S Prabhu, vice-president (fixed income), IDBI Federal Life Insurance, said though IDF had been introduced as an area of investment, the industry would adopt a cautious approach to it. “Based on our investment experience, the investment strategy will evolve over a period of time,” he said.
In its investment regulations, Irda had said investments in IDF backed by the Centre, as approved by the authority, would be considered for investments in infrastructure, on a case-to-case basis.
Two weeks ago, Irda had allowed L&T Infra Debt Ltd to issue a Rs 500-crore debt instrument to be included as investment in infrastructure. L&T Infra Debt had applied to the regulator, seeking approval for the issue of Rs 500-crore secured, redeemable and non-convertible debentures to be considered investment in infrastructure.
The IDF segment is seeing action, albeit at a slow pace. Prasun Gajri, chief investment officer, HDFC Life Insurance, said, “Not many have come up with issuances and the processes could take some time to start, since it is a new area. He added the company had already begun talks with IDFs.

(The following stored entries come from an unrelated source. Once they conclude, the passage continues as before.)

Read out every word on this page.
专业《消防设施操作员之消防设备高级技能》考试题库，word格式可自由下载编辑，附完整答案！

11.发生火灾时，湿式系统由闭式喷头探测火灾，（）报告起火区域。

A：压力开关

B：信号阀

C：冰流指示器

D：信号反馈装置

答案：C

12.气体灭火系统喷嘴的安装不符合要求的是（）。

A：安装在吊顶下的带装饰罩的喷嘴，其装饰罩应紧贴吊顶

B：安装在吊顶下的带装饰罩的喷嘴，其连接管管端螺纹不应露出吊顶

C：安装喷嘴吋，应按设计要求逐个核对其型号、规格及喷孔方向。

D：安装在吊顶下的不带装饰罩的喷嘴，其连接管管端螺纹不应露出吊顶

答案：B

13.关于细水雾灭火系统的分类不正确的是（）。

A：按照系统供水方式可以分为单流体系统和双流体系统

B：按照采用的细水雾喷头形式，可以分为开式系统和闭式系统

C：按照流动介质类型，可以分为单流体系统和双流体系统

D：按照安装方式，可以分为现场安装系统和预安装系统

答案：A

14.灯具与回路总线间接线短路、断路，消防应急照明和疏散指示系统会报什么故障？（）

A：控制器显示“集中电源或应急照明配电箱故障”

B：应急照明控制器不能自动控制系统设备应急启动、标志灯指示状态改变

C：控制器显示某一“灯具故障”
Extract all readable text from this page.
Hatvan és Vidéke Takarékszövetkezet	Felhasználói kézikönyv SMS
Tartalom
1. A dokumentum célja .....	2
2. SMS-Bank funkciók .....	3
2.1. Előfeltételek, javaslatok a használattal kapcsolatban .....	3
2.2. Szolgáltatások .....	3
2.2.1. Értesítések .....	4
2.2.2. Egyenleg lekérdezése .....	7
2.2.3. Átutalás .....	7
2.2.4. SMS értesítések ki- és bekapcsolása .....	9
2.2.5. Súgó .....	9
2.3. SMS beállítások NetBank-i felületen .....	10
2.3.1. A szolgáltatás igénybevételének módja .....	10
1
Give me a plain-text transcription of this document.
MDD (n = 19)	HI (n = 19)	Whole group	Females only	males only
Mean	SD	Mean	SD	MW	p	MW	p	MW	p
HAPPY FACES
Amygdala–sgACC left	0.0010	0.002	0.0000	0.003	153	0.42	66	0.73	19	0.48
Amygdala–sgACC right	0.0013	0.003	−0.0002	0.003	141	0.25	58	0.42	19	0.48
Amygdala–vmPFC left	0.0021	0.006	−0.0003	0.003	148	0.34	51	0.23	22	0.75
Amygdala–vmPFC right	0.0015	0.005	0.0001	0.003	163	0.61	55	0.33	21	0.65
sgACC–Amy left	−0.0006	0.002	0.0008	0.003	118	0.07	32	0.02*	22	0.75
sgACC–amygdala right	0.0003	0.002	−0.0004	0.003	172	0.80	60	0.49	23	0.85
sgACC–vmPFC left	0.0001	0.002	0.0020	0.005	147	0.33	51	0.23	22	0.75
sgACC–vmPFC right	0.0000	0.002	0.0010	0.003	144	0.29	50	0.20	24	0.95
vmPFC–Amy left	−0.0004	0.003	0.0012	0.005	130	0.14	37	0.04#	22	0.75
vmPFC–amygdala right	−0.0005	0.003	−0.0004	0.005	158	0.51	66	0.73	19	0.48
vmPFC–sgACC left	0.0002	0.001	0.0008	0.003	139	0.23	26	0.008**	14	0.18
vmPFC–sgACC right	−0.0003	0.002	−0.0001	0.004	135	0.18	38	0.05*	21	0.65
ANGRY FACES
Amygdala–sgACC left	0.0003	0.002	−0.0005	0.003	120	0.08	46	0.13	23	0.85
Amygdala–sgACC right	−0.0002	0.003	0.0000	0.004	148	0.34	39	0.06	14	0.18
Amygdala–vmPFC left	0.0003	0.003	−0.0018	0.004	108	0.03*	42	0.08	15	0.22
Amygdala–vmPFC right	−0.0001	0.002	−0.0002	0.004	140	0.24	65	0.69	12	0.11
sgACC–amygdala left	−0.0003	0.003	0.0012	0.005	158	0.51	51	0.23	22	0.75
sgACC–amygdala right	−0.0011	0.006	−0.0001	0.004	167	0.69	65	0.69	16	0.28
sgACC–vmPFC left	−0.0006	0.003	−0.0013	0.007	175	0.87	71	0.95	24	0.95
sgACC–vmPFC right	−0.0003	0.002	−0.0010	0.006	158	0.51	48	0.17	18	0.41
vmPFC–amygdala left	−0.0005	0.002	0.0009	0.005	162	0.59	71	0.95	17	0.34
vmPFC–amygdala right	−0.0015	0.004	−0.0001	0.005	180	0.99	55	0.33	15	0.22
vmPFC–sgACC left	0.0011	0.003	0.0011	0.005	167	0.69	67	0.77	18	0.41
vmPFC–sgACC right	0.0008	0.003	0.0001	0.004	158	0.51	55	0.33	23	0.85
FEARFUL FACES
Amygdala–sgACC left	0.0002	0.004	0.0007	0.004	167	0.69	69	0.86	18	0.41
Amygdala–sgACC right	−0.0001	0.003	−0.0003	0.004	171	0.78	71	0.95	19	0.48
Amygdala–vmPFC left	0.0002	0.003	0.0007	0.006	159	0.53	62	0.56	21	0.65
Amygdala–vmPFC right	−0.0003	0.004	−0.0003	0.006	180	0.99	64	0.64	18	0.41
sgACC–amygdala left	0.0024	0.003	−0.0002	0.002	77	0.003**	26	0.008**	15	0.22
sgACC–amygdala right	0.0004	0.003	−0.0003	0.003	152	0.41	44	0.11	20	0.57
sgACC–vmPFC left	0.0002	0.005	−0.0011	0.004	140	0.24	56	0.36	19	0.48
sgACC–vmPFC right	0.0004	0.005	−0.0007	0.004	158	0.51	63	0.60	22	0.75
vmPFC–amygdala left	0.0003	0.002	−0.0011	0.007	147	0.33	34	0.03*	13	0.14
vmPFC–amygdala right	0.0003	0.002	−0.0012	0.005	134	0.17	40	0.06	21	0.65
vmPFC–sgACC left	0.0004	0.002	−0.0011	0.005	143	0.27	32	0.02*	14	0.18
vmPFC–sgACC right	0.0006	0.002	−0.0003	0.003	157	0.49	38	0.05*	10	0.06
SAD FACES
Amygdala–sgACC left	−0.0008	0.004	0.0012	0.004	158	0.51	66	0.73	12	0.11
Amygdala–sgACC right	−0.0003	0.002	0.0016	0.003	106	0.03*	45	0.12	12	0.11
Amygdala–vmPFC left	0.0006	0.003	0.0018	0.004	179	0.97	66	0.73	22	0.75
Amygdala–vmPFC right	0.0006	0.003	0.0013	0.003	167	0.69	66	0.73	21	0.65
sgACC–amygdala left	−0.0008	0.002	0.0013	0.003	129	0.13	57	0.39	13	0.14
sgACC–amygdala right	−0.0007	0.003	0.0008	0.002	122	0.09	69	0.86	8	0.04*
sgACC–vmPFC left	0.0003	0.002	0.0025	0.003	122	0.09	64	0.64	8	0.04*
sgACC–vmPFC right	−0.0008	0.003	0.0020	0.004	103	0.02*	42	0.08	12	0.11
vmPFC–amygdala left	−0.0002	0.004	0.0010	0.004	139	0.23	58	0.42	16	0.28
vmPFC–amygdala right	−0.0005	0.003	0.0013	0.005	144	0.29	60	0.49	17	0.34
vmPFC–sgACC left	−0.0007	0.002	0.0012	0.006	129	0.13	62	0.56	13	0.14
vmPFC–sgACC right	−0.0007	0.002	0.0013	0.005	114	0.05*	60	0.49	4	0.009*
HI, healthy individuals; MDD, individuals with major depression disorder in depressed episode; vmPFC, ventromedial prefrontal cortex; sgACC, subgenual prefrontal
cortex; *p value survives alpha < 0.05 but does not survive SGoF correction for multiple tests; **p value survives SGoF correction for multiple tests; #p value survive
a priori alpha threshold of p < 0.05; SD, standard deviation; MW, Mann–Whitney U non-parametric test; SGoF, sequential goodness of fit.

Currently, there are several IDFs, including India Infradebt Ltd (a venture of ICICI Bank, Bank of Baroda, Citibank and Life Insurance Corporation of India) and IL&FS Infrastructure Debt Fund (a joint venture between IL&FS Financial Services and Life Insurance Corporation of India). Some banks are in the process of setting up their second IDF.
An IDF can be launched through the mutual fund (trust) route or through the NBFC (company) route.
Nirakar Pradhan, chief investment officer, Future Generali India Life Insurance, said though risks in the IDF segment were higher, so were the returns for investors. “This is a new model and companies are in the process of launching funds. Though this segment is long-term and illiquidity is built into the product, insurers have been allowed to invest in these,” he said.
This is because insurers can put in money on a long-term basis,” he said.